Researchers, who published their findings in the journal Nature, used a model to examine how over 3,000 mammal species might migrate and and share viruses over the next 50 years if the world warms by 2°C.

They found that cross-species virus spread will happen over 4,000 times among mammals alone. Birds and marine animals were not included in the study.

Researchers said that not all viruses will spread to humans or become pandemics on the scale of Covid-19, but the number of cross-species viruses increases the risk of spread to humans.

Previous research has looked at how deforestation, extinction and the wildlife trade leads to animal-human disease spread, but fewer studies have looked into how climate change could influence this type of transmission, the researchers said at a media briefing on Wednesday.

Experts on climate change and infectious disease agreed that a warming planet will probably lead to and increased risk of new viruses emerging.

University of Nebraska State Museum biologist Daniel R Brooks said that the study acknowledged the threat posed by climate change in terms of increasing risk of infectious diseases.
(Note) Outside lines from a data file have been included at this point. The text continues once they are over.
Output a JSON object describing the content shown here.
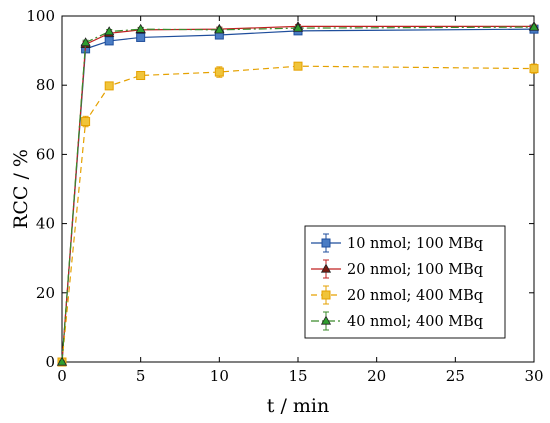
{
  "chart_data": {
    "type": "line",
    "xlabel": "t / min",
    "ylabel": "RCC / %",
    "xlim": [
      0,
      30
    ],
    "ylim": [
      0,
      100
    ],
    "x_ticks": [
      0,
      5,
      10,
      15,
      20,
      25,
      30
    ],
    "y_ticks": [
      0,
      20,
      40,
      60,
      80,
      100
    ],
    "grid": false,
    "legend_position": "lower-right",
    "series": [
      {
        "name": "10 nmol; 100 MBq",
        "x": [
          0,
          1.5,
          3,
          5,
          10,
          15,
          30
        ],
        "y": [
          0,
          90.5,
          92.8,
          93.8,
          94.5,
          95.7,
          96.2
        ],
        "err": [
          0.3,
          0.8,
          0.7,
          0.6,
          0.7,
          0.5,
          0.4
        ],
        "color": "#1f4e9c",
        "marker_fill": "#4a7cc4",
        "marker": "square",
        "dash": ""
      },
      {
        "name": "20 nmol; 100 MBq",
        "x": [
          0,
          1.5,
          3,
          5,
          10,
          15,
          30
        ],
        "y": [
          0,
          91.8,
          95.0,
          96.0,
          96.2,
          97.0,
          97.0
        ],
        "err": [
          0.3,
          0.8,
          0.7,
          0.6,
          0.6,
          0.5,
          0.4
        ],
        "color": "#c02020",
        "marker_fill": "#7a1a10",
        "marker": "triangle",
        "dash": ""
      },
      {
        "name": "20 nmol; 400 MBq",
        "x": [
          0,
          1.5,
          3,
          5,
          10,
          15,
          30
        ],
        "y": [
          0,
          69.5,
          79.8,
          82.8,
          83.8,
          85.5,
          84.8
        ],
        "err": [
          0.3,
          1.5,
          0.8,
          0.7,
          1.5,
          0.8,
          1.3
        ],
        "color": "#e5a100",
        "marker_fill": "#f0c43a",
        "marker": "square",
        "dash": "6,4"
      },
      {
        "name": "40 nmol; 400 MBq",
        "x": [
          0,
          1.5,
          3,
          5,
          10,
          15,
          30
        ],
        "y": [
          0,
          92.3,
          95.5,
          96.2,
          96.0,
          96.5,
          96.8
        ],
        "err": [
          0.3,
          0.7,
          0.6,
          0.5,
          0.6,
          0.5,
          0.4
        ],
        "color": "#3a8a2a",
        "marker_fill": "#2e9e2e",
        "marker": "triangle",
        "dash": "8,3,2,3"
      }
    ]
  }
}
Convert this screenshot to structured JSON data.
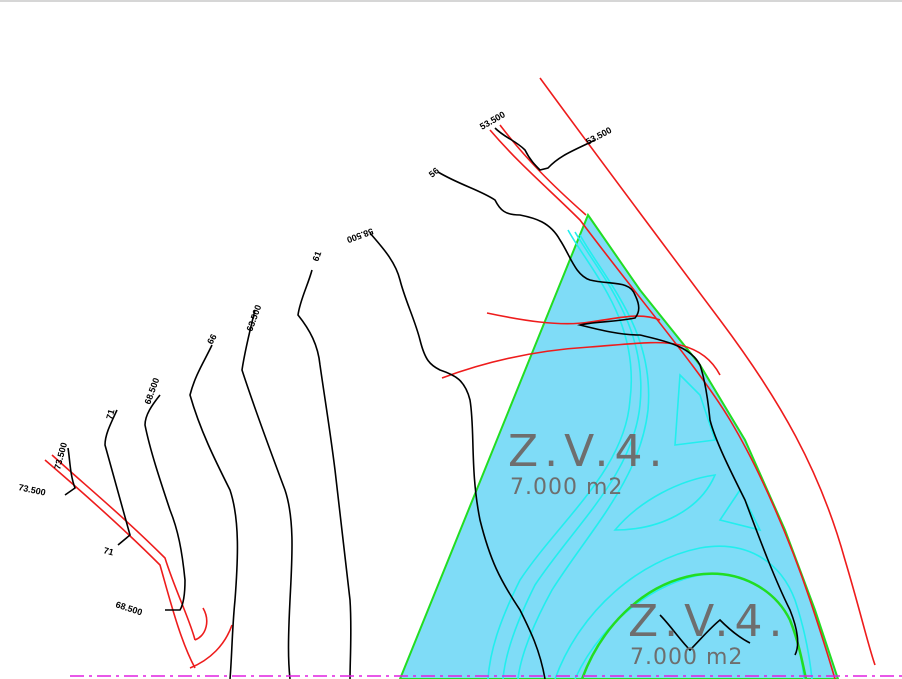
{
  "colors": {
    "contour": "#000000",
    "road_edge": "#ee1c1c",
    "zone_fill": "#7fdcf7",
    "zone_border": "#22dd22",
    "water_contour": "#22eeee",
    "boundary": "#e020e0"
  },
  "contour_labels": {
    "l_53500_a": "53.500",
    "l_53500_b": "53.500",
    "l_56": "56",
    "l_58500": "58.500",
    "l_61": "61",
    "l_63500": "63.500",
    "l_66": "66",
    "l_68500_top": "68.500",
    "l_71_top": "71",
    "l_73500_top": "73.500",
    "l_73500_side": "73.500",
    "l_71_bottom": "71",
    "l_68500_bottom": "68.500"
  },
  "zones": [
    {
      "code": "Z.V.4.",
      "area": "7.000  m2"
    },
    {
      "code": "Z.V.4.",
      "area": "7.000  m2"
    }
  ]
}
“This particular contribution is an extremely conservative estimate for potential” emerging infectious disease spread caused by climate change, he said.

Study co-author Gregory Albery, a disease ecologist at Georgetown University, said that because climate-driven infectious disease emergence is probably already happening, the world should be doing more to learn about and prepare for it.

“It is not preventable, even in the best-case climate change scenarios,” he warned.

Grassroots Global Justice Alliance organising director Jaron Browne said that the study highlighted climate injustices experienced by people in Africa and Asia, noting that this underlines “how those on the front lines of the crisis have very often done the least to create climate change.”